In 2025, the World Scholar's Cup briefly removed the history subject in regional rounds in order to transition between 2024 and 2025 content. In its typical fashion, the earliest regional rounds of a year feature the syllabus from the previous year.

== Records ==
The all-time record for the highest individual score was achieved by Sol Swea at the 2019 Penang Regional Round, with a score of 9,116. The highest-ever individual score in the junior division is Thorin Thompson's score of 9,015 at the 2025 Montreal Regional Round. The individual with the most award placements overall is Đào Chi Mai, with 68 award placements between 2015–2019. Đào Chi Mai also has the most award placements in Debate (9), Writing (8), Challenge (34) and Overall (11), above Ethan Wang and Penelope Ortiz (10), Aindra Tan and Dylan Kroft (6).

The team score record was set by Aindra Tan, Lily Zhang, and Stephanie Liu at the 2024 Dalian Global Round, with a score of 35,140.2. The highest Tournament of Champions team score is 34,450.8, set by Aindra Tan, Lily Zhang, and Stephanie Liu in 2024. The all-time highest regional round team score is 34,797, set by Thorin Thompson, Ethan Wang, and Hanson Wu at the 2025 Montreal Regional Round.

The season with the most amount of rounds is the 2019 season, with 156 rounds. The season with the most amount of scholars is the 2025 season, with 59,130 scholars. The 2025 season is also the season with the most amount of countries represented, with 70 countries. The season with the most amount of schools represented is the 2026 season, with 3,346 schools.

The round with the most amount of scholars is the 2018 Kuala Lumpur Global Round, with 4,080 scholars. Houston and Beijing have hosted the most rounds, with both cities hosting 15.

The country that has sent the most scholars is India, with 31,165 scholars sent. India has also won the most award placements in Challenge, with 6,988 award placements. China has won the most award placements in Debate (5,714), Writing (5,787), Bowl (2,719) and Overall (5,739).
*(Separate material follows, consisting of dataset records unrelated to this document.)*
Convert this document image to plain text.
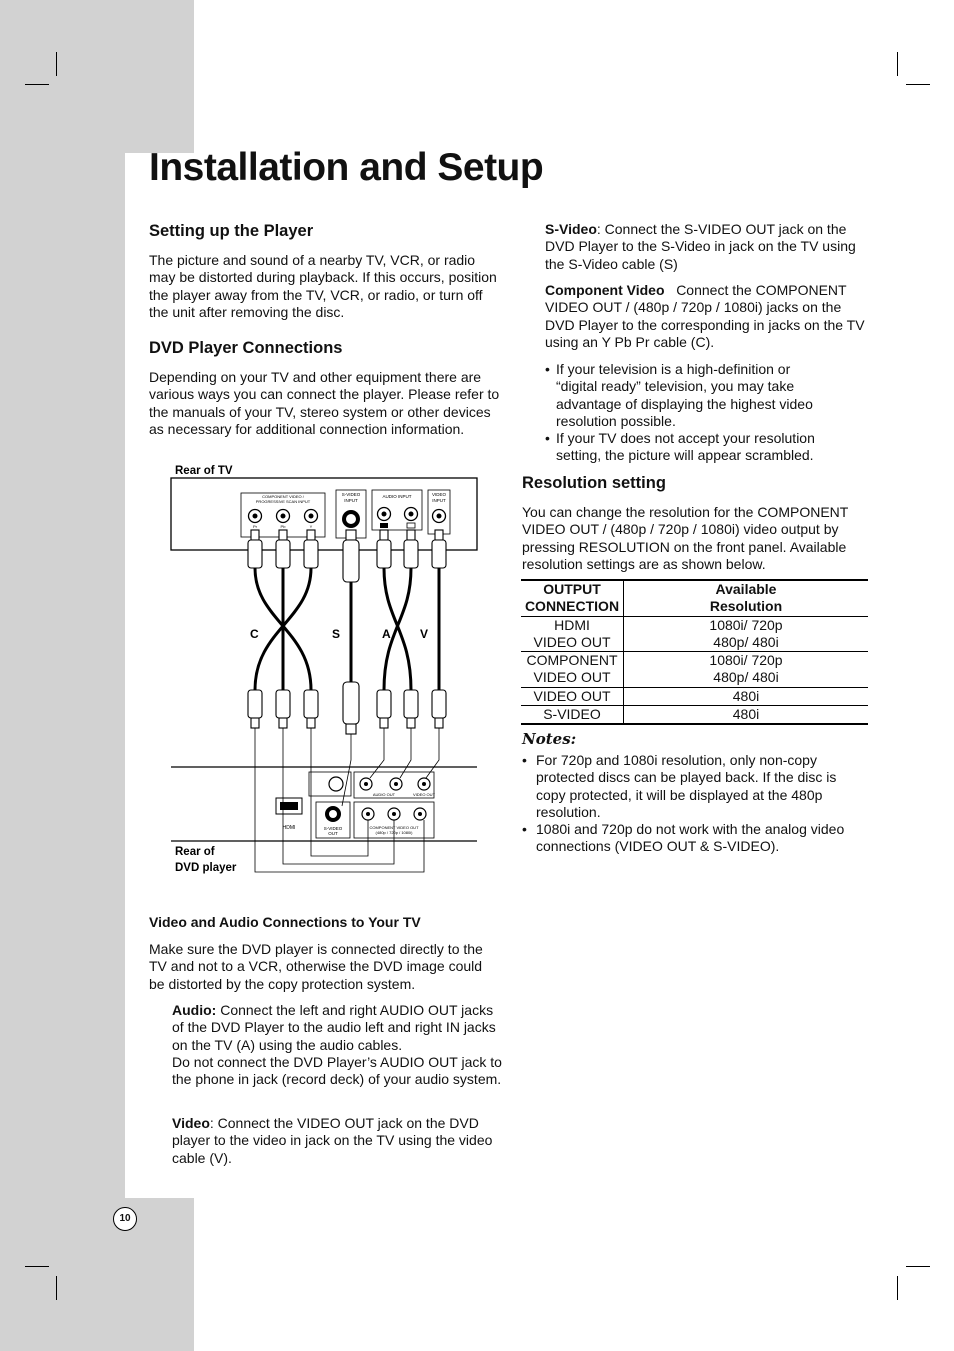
Installation and Setup
Setting up the Player

The picture and sound of a nearby TV, VCR, or radio may be distorted during playback. If this occurs, position the player away from the TV, VCR, or radio, or turn off the unit after removing the disc.

DVD Player Connections

Depending on your TV and other equipment there are various ways you can connect the player. Please refer to the manuals of your TV, stereo system or other devices as necessary for additional connection information.

Rear of TV
COMPONENT VIDEO /
PROGRESSIVE SCAN INPUT
Pr	Pb	Y
S-VIDEO
INPUT
AUDIO INPUT	VIDEO
INPUT
C	S	A V
HDMI
AUDIO OUT	VIDEO OUT
S-VIDEO
OUT
COMPONENT VIDEO OUT
(480p / 720p / 1080i)
Rear of
DVD player
Video and Audio Connections to Your TV

Make sure the DVD player is connected directly to the TV and not to a VCR, otherwise the DVD image could be distorted by the copy protection system.

Audio: Connect the left and right AUDIO OUT jacks of the DVD Player to the audio left and right IN jacks on the TV (A) using the audio cables.

Do not connect the DVD Player’s AUDIO OUT jack to the phone in jack (record deck) of your audio system.

Video: Connect the VIDEO OUT jack on the DVD player to the video in jack on the TV using the video cable (V).

S-Video: Connect the S-VIDEO OUT jack on the DVD Player to the S-Video in jack on the TV using the S-Video cable (S)

Component Video   Connect the COMPONENT VIDEO OUT / (480p / 720p / 1080i) jacks on the DVD Player to the corresponding in jacks on the TV using an Y Pb Pr cable (C).

• If your television is a high-definition or “digital ready” television, you may take advantage of displaying the highest video resolution possible.
• If your TV does not accept your resolution setting, the picture will appear scrambled.
Resolution setting

You can change the resolution for the COMPONENT VIDEO OUT / (480p / 720p / 1080i) video output by pressing RESOLUTION on the front panel. Available resolution settings are as shown below.

OUTPUT
CONNECTION	Available
Resolution
HDMI	1080i/ 720p
VIDEO OUT	480p/ 480i
COMPONENT	1080i/ 720p
VIDEO OUT	480p/ 480i
VIDEO OUT	480i
S-VIDEO	480i
Notes:
• For 720p and 1080i resolution, only non-copy protected discs can be played back. If the disc is copy protected, it will be displayed at the 480p resolution.
• 1080i and 720p do not work with the analog video connections (VIDEO OUT & S-VIDEO).
10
The school that has sent the most scholars is Oshwal Academy Nairobi, with 1,897 scholars sent. The school that has participated in the most seasons in GEMS Modern Academy, with 17 seasons between 2009–2026. North London Collegiate School Jeju has the most award placements in Debate (318), Writing (328), Bowl (165) and Overall (311). Tran Dai Nghia High School for the Gifted has the most award placements in Challenge, with 681 award placements.

==Events in China==
World Scholar's Cup events in China are hosted by ASDAN China, a Chinese subsidiary of ASDAN. Participants are required to apply through a third-party Mini Program in WeChat. Chinese event information as well as results are sometimes not provided on the World Scholar's Cup official website, but instead on ASDAN China's. This has been changed due to the new results page of World Scholar's Cup.